J'ai inventé cette notion de "perspective narrative" sur la base d'observations concrètes de perspectives peintes pendant de la Renaissance. L'historien de l'art Daniel Arasse avait eu l'intuition de cette technique picturale qu'il nommait le désordre incommensurable de la perspective (1) sans toutefois apporter d'éléments tangibles de démonstration (à ma connaissance).

Anne Steinberg-Viéville (2) parle d'une perspective débridée, faite d'erreurs volontaires de construction de la perspective.

Sophie Guidon au Louvre (3) avance l'idée que les peintres jouent avec la perspective comme dans les "Noces de Cana" de Véronèse, mais en se basant sur un tracé qui n'est pas juste.

En fait de désordre incommensurable, ou de perspective débridée, il est possible de recomposer, mesurer et retrouver précisément l'idée originelle des compositions méticuleuses de perspective narrative.

Cette perspepctive spécifique comprenait non pas un seul point de fuite, mais bien deux, trois, voire quatre points de fuite, comme sur "La Vierge à l'enfant" de Botticelli ci-dessous.
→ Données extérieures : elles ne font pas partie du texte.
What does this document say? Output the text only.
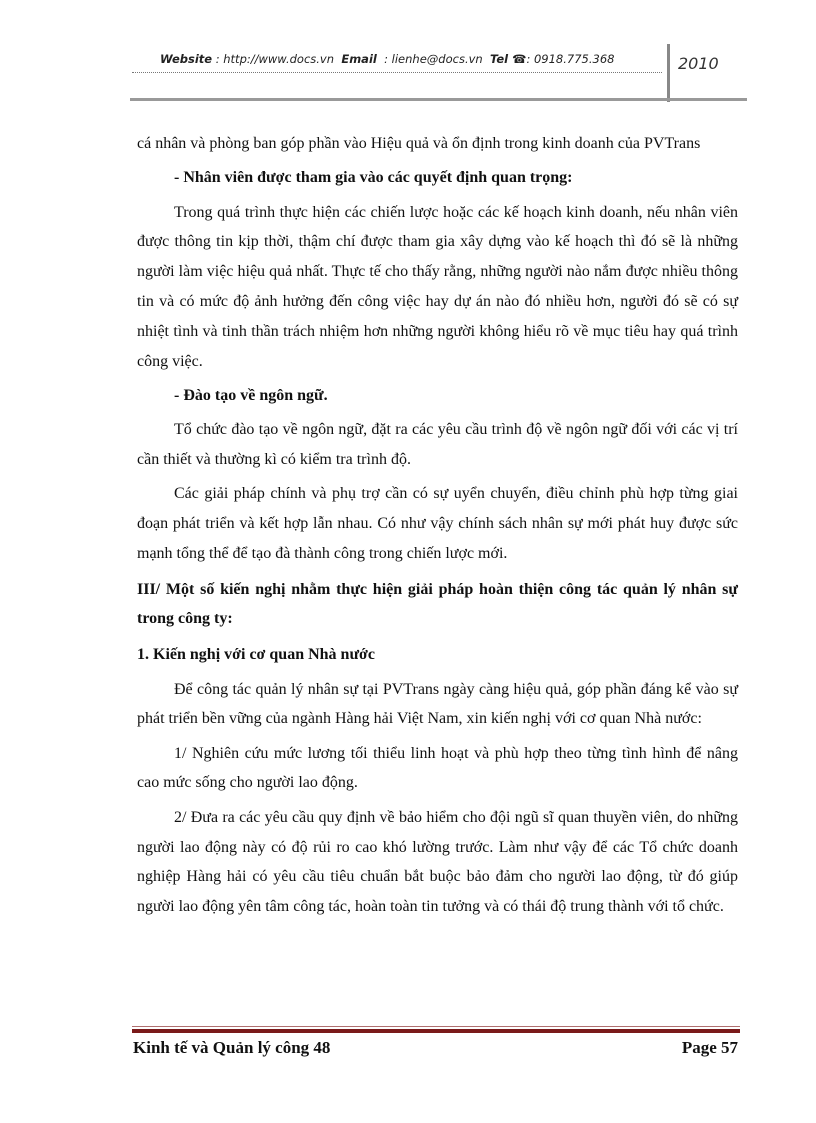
Website : http://www.docs.vn Email : lienhe@docs.vn Tel ☎: 0918.775.368	2010

cá nhân và phòng ban góp phần vào Hiệu quả và ổn định trong kinh doanh của PVTrans

- Nhân viên được tham gia vào các quyết định quan trọng:

Trong quá trình thực hiện các chiến lược hoặc các kế hoạch kinh doanh, nếu nhân viên được thông tin kịp thời, thậm chí được tham gia xây dựng vào kế hoạch thì đó sẽ là những người làm việc hiệu quả nhất. Thực tế cho thấy rằng, những người nào nắm được nhiều thông tin và có mức độ ảnh hưởng đến công việc hay dự án nào đó nhiều hơn, người đó sẽ có sự nhiệt tình và tinh thần trách nhiệm hơn những người không hiểu rõ về mục tiêu hay quá trình công việc.

- Đào tạo về ngôn ngữ.

Tổ chức đào tạo về ngôn ngữ, đặt ra các yêu cầu trình độ về ngôn ngữ đối với các vị trí cần thiết và thường kì có kiểm tra trình độ.

Các giải pháp chính và phụ trợ cần có sự uyển chuyển, điều chỉnh phù hợp từng giai đoạn phát triển và kết hợp lẫn nhau. Có như vậy chính sách nhân sự mới phát huy được sức mạnh tổng thể để tạo đà thành công trong chiến lược mới.

III/ Một số kiến nghị nhằm thực hiện giải pháp hoàn thiện công tác quản lý nhân sự trong công ty:

1. Kiến nghị với cơ quan Nhà nước

Để công tác quản lý nhân sự tại PVTrans ngày càng hiệu quả, góp phần đáng kể vào sự phát triển bền vững của ngành Hàng hải Việt Nam, xin kiến nghị với cơ quan Nhà nước:

1/ Nghiên cứu mức lương tối thiểu linh hoạt và phù hợp theo từng tình hình để nâng cao mức sống cho người lao động.

2/ Đưa ra các yêu cầu quy định về bảo hiểm cho đội ngũ sĩ quan thuyền viên, do những người lao động này có độ rủi ro cao khó lường trước. Làm như vậy để các Tổ chức doanh nghiệp Hàng hải có yêu cầu tiêu chuẩn bắt buộc bảo đảm cho người lao động, từ đó giúp người lao động yên tâm công tác, hoàn toàn tin tưởng và có thái độ trung thành với tổ chức.

Kinh tế và Quản lý công 48	Page 57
Botticelli - Vierge à l'enfant - Petit

Botticelli - Vierge à l'enfant - Petit Palais Avignon - Les traits de quatre couleurs différentes montrent quatre points focales déterminant quatre lignes d'horizon - Photo & tracés©guymauchamp

Avec ces perspectives multi-focales, le propos délibéré des peintres est de créer une sensation congruente avec le thème de l'œuvre afin de donner à apercevoir l'inénarrable, le mystère, le miracle.

C'est pourquoi cette philosophie pratique de la perspective narrative se retrouve principalement dans les œuvres religieuses. 

Pourquoi la perspective narrative n'est-elle pas connue, ni vue ? (à mon sens !) 

En premier lieu il faut avoir à l'esprit un avertissement liminaire qui est habituel chez les archéologues :

en l'absence de connaissance préalable et sans modélisation, on ne sait pas ce qu'il faut rechercher !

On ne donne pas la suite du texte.